My Father is a Refugee

Writer: Laura MillerLaura Miller

Everything came in pairs.

Two plane rides, two restless nights, two long car rides, and two days later we arrived. Electricity was a lightbulb hanging from the ceiling. The toilet was a 100 yard walk down a steep muddy hill. Early foggy mornings and late dark nights meant the bathroom was never so intimidating. Water was the public spigot where bare bottomed babies were running, women were filling their pots, and men in their longyis were rinsing. Chickens ran almost as rampant as the children with no school to attend and no parental supervision. Rural was an understatement. Employment was but a dream. Signs with skulls and cross bones were passed indicating a previous landmine area. Abandoned cemeteries and casinos were littered along the drive. We weren’t in a village, we were in the confines of a region where the national government had no reign. We were in a camp in Kachin State in Northern Myanmar. 

The residents were victims of the longest civil war in modern history of which you’ve probably never even heard.

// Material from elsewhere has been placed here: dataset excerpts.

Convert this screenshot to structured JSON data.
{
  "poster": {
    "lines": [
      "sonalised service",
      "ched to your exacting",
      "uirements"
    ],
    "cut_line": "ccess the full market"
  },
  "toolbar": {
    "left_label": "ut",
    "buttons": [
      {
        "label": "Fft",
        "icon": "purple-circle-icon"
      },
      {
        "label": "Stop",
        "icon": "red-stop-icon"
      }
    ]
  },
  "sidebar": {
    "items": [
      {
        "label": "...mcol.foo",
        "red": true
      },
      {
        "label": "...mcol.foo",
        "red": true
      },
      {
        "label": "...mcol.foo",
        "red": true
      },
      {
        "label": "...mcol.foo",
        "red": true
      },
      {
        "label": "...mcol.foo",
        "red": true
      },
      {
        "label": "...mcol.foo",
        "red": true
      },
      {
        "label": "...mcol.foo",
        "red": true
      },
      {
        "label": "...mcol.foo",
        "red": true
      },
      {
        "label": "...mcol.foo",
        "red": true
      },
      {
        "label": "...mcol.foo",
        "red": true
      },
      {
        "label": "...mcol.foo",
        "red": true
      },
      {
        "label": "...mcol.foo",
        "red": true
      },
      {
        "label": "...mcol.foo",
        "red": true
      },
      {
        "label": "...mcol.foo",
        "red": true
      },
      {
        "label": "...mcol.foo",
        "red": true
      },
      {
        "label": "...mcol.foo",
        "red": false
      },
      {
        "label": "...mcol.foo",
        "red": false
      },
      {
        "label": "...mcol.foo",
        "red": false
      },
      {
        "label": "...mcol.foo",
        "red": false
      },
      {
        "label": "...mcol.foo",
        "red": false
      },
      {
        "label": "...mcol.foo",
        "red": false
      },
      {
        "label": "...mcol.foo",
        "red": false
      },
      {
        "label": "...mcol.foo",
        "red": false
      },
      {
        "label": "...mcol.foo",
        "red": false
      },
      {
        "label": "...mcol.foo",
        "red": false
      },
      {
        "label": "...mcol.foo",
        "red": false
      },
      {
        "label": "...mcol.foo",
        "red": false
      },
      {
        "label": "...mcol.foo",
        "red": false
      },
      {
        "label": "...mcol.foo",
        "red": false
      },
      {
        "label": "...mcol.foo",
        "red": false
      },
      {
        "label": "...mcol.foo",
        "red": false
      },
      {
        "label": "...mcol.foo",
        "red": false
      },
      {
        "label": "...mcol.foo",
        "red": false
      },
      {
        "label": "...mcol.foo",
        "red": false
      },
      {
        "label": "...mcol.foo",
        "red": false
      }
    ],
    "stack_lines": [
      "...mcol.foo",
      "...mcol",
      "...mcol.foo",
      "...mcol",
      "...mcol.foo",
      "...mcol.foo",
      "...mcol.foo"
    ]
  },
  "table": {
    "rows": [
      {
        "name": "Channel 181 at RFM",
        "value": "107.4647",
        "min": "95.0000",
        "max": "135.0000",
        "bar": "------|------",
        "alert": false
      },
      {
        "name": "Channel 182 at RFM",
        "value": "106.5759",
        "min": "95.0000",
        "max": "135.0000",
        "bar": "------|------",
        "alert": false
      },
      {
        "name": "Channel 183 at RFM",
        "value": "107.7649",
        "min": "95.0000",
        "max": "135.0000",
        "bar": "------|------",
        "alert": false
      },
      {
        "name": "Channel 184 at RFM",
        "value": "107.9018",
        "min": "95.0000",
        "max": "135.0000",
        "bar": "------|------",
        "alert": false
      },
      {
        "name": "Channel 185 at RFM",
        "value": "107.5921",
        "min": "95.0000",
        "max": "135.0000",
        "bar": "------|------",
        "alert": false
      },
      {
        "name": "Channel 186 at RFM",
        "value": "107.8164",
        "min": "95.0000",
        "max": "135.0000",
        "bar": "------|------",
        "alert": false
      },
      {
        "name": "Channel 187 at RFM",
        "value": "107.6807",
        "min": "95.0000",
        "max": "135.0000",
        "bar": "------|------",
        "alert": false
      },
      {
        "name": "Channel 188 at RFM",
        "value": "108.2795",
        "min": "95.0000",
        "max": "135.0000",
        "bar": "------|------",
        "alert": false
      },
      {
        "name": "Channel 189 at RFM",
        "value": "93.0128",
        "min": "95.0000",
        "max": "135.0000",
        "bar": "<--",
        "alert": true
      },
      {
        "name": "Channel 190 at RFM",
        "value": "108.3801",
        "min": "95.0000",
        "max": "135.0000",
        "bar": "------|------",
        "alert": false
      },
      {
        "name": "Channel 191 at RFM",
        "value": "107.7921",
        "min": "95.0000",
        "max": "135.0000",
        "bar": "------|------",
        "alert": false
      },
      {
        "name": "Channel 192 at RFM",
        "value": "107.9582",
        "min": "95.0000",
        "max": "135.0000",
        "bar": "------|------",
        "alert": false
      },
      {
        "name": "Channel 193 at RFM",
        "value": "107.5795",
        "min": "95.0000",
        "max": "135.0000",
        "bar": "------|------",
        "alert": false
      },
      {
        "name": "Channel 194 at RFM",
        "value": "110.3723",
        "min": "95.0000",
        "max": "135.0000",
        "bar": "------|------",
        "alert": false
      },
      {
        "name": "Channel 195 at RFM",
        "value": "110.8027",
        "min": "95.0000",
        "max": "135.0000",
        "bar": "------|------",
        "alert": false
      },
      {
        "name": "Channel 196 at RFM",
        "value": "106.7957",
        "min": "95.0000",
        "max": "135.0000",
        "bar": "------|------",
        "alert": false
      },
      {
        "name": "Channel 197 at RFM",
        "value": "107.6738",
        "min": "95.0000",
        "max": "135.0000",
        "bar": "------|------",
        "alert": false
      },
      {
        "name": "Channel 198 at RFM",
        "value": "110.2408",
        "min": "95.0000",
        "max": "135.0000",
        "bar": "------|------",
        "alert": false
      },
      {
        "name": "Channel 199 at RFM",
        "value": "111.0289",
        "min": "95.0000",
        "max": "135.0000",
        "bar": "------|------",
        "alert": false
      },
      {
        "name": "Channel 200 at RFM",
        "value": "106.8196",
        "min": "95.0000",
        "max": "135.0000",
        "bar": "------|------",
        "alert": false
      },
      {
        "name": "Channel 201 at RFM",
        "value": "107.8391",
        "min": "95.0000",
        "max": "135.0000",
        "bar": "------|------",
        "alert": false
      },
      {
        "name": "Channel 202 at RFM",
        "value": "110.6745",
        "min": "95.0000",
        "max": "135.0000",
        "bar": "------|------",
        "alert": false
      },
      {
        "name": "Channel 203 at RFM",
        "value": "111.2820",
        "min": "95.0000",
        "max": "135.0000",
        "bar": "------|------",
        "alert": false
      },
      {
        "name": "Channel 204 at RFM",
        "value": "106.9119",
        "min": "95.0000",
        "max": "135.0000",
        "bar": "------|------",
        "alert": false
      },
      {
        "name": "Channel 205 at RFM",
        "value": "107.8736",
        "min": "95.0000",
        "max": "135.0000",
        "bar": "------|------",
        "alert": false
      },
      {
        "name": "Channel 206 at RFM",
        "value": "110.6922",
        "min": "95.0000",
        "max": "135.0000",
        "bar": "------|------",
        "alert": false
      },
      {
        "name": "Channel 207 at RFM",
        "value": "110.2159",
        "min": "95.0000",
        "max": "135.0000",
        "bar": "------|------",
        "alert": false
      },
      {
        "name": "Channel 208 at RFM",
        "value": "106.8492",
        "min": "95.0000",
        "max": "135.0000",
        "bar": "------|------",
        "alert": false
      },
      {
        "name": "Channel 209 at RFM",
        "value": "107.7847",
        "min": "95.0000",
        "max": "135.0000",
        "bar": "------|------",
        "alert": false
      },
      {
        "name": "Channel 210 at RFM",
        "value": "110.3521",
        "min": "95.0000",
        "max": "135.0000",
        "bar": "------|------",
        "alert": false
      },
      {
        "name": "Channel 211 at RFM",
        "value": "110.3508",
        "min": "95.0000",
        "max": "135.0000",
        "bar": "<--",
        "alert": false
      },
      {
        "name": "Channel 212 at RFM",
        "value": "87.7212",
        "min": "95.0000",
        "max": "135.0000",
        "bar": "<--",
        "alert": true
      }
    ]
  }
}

Internally displaced is who they are.


Camp leaders, village authority, and respected community members piled into our one room bamboo home. They brought gifts, food, clothing, their pride, and their family name. One by one, we were given a family, we were accepted into a household. We were given a name. An identity. A family line. As far as they were concerned, we were theirs. My name, Lasi Ja Seng Zin, beautiful smooth gold. My father was the camp leader, I had four younger siblings, a mother, and an aunt. My father spoke little English, but if he knew any, he had learned the word daughter. Anytime he saw me, he would smile and say “My daughter.” That night he had us over for dinner and again would smile and say “My daughter.” An instant loyalty was formed with a man I’d only known twelve hours.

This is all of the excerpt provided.